Миша сопит, вздыхает и потеет.

– Конечно, я этого не хочу, – говорит он глухо. – Но я не хочу быть повинным в смерти человека.

– Этого человека не заботит, что он будет повинен в смерти миллионов людей. Поэтому мы и вывезли тебя из Ирака!

– Ах, мотек, если бы вы меня там оставили! Я уже примирился с тем, что они меня убьют. Я сыт по горло такой жизнью. С меня довольно. Эта жизнь меня не касается. Я почти дождался того, что, наконец, все будет кончено. А теперь все это начинается снова. Я больше не могу этого выдержать. На меня возлагают ответственность за миллионы людей! Люди! Какое мне дело до них? Разве хоть один из них когда-нибудь побеспокоился обо мне? Разве кто-нибудь из них хоть раз помог мне? – Миша делает несколько глотков из бутылки, потому что его горло пересохло от проклятого хамсина, и сопит. – Я больше не хочу! – кричит он. – Я больше не могу! Делайте, что хотите! Убейте меня! В конце концов, не важно, кто это сделает. Я… – Миша кладет мокрые от пота руки на стол, на них – мокрое от пота лицо и плачет, и не может остановиться.

Руфь Лазар сидит неподвижно и дает ему выплакаться.

Лишь когда у Миши перехватывает дыхание и плач сменяется прерывистыми всхлипываниями, она встает, подходит к нему, гладит его по волосам и говорит тихо и серьезно:

– Бедный, бедный мотек, – говорит Руфь. – Я понимаю тебя. Но ты тоже, пожалуйста, пойми нас!

– Нет-нет! Я сыт по горло… Я хочу умереть! Сделайте мне одолжение, убейте меня, пожалуйста!

– Мы не сделаем тебе этого одолжения, мотек, – говорит Руфь, она говорит тихо, печально и ласково. – Ведь всерьез ты этого не хочешь.

– Не-ет, я этого хочу!

– Нет, не хочешь! Ты хочешь жить, как и все. Мы все непременно хотим жить на свете, и это естественно. Это люди довели мир до такого состояния, что в нем не хочется жить. Люди – исчадия ада! Но ты хочешь быть тем, кто приведет в исполнение их смертный приговор?

– Я вообще ничего больше не хочу, только одного: умереть… – говорит Миша. – Я… я просто больше не выдерживаю!

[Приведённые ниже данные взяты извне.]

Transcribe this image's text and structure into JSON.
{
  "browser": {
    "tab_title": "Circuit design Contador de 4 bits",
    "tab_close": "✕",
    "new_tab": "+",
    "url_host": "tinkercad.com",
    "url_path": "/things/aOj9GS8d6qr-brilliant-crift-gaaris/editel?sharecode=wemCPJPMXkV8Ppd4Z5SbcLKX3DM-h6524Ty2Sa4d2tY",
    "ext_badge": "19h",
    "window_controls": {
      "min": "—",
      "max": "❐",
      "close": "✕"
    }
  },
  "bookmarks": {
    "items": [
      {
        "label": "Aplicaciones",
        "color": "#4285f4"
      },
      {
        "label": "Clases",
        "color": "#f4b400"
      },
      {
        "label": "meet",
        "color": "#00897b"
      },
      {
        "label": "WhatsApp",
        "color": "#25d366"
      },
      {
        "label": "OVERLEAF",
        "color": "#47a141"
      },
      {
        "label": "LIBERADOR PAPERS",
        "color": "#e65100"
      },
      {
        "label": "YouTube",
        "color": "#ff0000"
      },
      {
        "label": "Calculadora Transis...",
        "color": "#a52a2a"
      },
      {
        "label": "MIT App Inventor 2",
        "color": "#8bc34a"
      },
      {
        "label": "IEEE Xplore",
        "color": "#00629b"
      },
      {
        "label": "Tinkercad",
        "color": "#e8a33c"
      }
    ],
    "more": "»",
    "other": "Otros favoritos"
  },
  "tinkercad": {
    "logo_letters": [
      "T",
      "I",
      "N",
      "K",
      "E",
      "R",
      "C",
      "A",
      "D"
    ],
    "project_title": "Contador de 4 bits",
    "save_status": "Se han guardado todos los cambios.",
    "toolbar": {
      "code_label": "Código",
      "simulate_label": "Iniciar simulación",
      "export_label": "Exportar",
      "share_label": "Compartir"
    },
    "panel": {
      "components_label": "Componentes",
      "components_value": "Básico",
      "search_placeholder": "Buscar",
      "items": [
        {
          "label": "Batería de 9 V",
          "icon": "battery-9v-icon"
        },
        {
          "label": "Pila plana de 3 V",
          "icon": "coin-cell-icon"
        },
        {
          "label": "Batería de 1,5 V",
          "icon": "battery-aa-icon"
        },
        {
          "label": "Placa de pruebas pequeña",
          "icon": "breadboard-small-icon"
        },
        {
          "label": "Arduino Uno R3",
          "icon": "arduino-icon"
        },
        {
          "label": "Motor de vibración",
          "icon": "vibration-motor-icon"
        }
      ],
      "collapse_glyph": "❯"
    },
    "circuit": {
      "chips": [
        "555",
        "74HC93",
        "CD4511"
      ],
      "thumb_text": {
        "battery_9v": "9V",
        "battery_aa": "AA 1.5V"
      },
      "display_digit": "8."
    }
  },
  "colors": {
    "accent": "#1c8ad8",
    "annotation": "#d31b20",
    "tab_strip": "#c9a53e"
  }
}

– Миша! – кричит Руфь внезапно так громко, что он вздрагивает всем телом.

– Ч-что? – спрашивает он и испуганно смотрит на Руфь.

– Немедленно прекрати, черт возьми, себя жалеть! – кричит она. – Ты думаешь – ты единственный на свете, с кем люди плохо обходятся? Таких миллионы, много миллионов. Тебя приговорили к смерти и пытали, и предавали, и обманывали, и похищали – и как ты реагируешь? Ты умоляешь: убейте меня! Вместо того, чтобы сказать: я не желаю этого терпеть, я буду защищаться.

Миша все еще всхлипывает, дрожит всем телом и смотрит на Руфь.

– Что стало с твоими мечтами? С твоим проектом эко-клозета? С кузиной Эммой Плишке в Бруклине? С твоей любовью к Ирине из Димитровки? Все стало безразлично?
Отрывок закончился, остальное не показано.